La vida partida

25.04.2017

"Parece que las tristezas refuerzan el carácter", reflexionó Clara y al recuerdo acudió el bisabuelo de Isolda, su amiga y confidente de muchas etapas difíciles de su vida.

Al francés, como le decía todo el mundo a don Felipe Murat, le habían partido la vida en dos, literalmente. Ambas partes con sobrecarga de tristezas, que él toreaba con habilidad de matador de corridas valencianas, pero que le habían opacado el ánimo en más de una circunstancia.

El francés llegó a esta tierra merveilluese, como otros tantos europeos, desertándole a una guerra que no entendía, que no quería, que le había cambiado todos los proyectos, todos los paisajes.

Felipe, cuando aún era Philippe, había trabajado en la cocina de un hotel en plena montaña de su país, con más meses nevados que soleados. Ante la amenaza de la guerra emigró a las prometedoras tierras argentinas, donde un amigo suyo había logrado un trabajo sencillo, pero con promesa de vida pacífica. Con más ilusiones que dinero, cambió sin pesar el paisaje nevado por las calles empedradas de una ciudad con cierto aire francés. Conoció a Irene, una bella irlandesa que lo sedujo con su cabellera rojiza y sus ojos cóctel de colores, pero principalmente por su aspecto frágil, etéreo. Con ella se casó y formó una hermosa familia con tres niños rojizos, pecosos y traviesos. La fragilidad de la señora, con la crianza de los niños se convirtió en debilitamiento, la pobre vivía más en la cama que conectada con el mundo. Philippe, devenido en Felipe, tuvo que hacerse cargo de su familia y su trabajo. El largo tratamiento de su mujer y la necesidad de una empleada que se ocupara de los niños, lo empobrecieron casi al extremo de la miseria. Cuando Irene murió, lleno de privaciones y postergaciones logró educar a sus hijos hasta la adolescencia, cuando decidió buscar nuevos horizontes en el interior del país, entusiasmado por el empuje de su nueva mujer, María, una criolla aparentemente fuerte y decidida. Los hijos quedaron en la gran ciudad y él se trasladó a una más pequeña, con paisajes más cercanos a sus lejanas montañas nevadas y donde pudo elaborar sus croissants y sus baguettes, como lo había hecho en su patria. Todo marchó sobre rieles hasta que una débacle económica y la muerte súbita del tercero de los hijos que tuvo con María, le volvieron a ennegrecer el horizonte al pobre francés, pero sobre todo a su esposa, quien cayó en una enfermedad desconocida, sin síntomas, sin diagnóstico, pero que la consumió de a poco. Él le vio otra vez la cara a la miseria y la muerte.

María murió en una ciudad lejana, donde le habían prometido un tratamiento salvador. Recién tres años después de haber recibido la noticia, Felipe pudo emperifollar a sus niños y emprender un largo viaje en tren para buscar los huesos de María. Ni eso tuvo, porque ante la falta de pago de las cuotas del nicho en el que extraños habían sepultado a su mujer, la pobre había ido a parar a una fosa común. Un ramito de flores silvestres, sobre la sepultura colectiva fue el recuerdo que esos niños tuvieron de su mamá muerta.

Cada vez que relataba la historia de vida de su bisabuelo, a Isolda le flotaban lágrimas en los ojos, aunque ella apenas si podía recordar a su abuelo Pedro, el hijo mayor de Felipe y María.

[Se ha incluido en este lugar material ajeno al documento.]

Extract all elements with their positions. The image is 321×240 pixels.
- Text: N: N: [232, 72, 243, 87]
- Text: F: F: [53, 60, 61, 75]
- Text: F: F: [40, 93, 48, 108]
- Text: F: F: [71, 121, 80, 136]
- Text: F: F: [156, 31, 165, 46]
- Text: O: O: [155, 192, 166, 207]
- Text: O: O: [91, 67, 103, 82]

Don Felipe Murat había tenido más sinsabores que alegrías en su transcurrir y quizás por eso mismo, solo crió y educó a su segunda camada de hijos, pero había transformado en humor lo que le podría haber agriado el carácter. De sus tres últimos descendientes, Pedro era el que más se le parecía. Remataba las contingencias de la vida con un chiste, una historia graciosa, una frase tranquilizadora. Eso sí, tantos años de tener los hermanitos a cargo le habían agudizado, sensibilizado, el sentido de la responsabilidad y cuando se casó y tuvo sus propios hijos, los vigiló con ojos de águila y empeño de gallina. "Ni se les ocurra volver tarde porque aquí sentado los estaré esperando", repetía cada vez que sus hijos, ya adolescentes, iban a bailar, y los esperaba sentado a la mesa, con un cafecito humeante y esta frase: "llegaron, qué suerte, están fresquitos como para lavar los platos de anoche".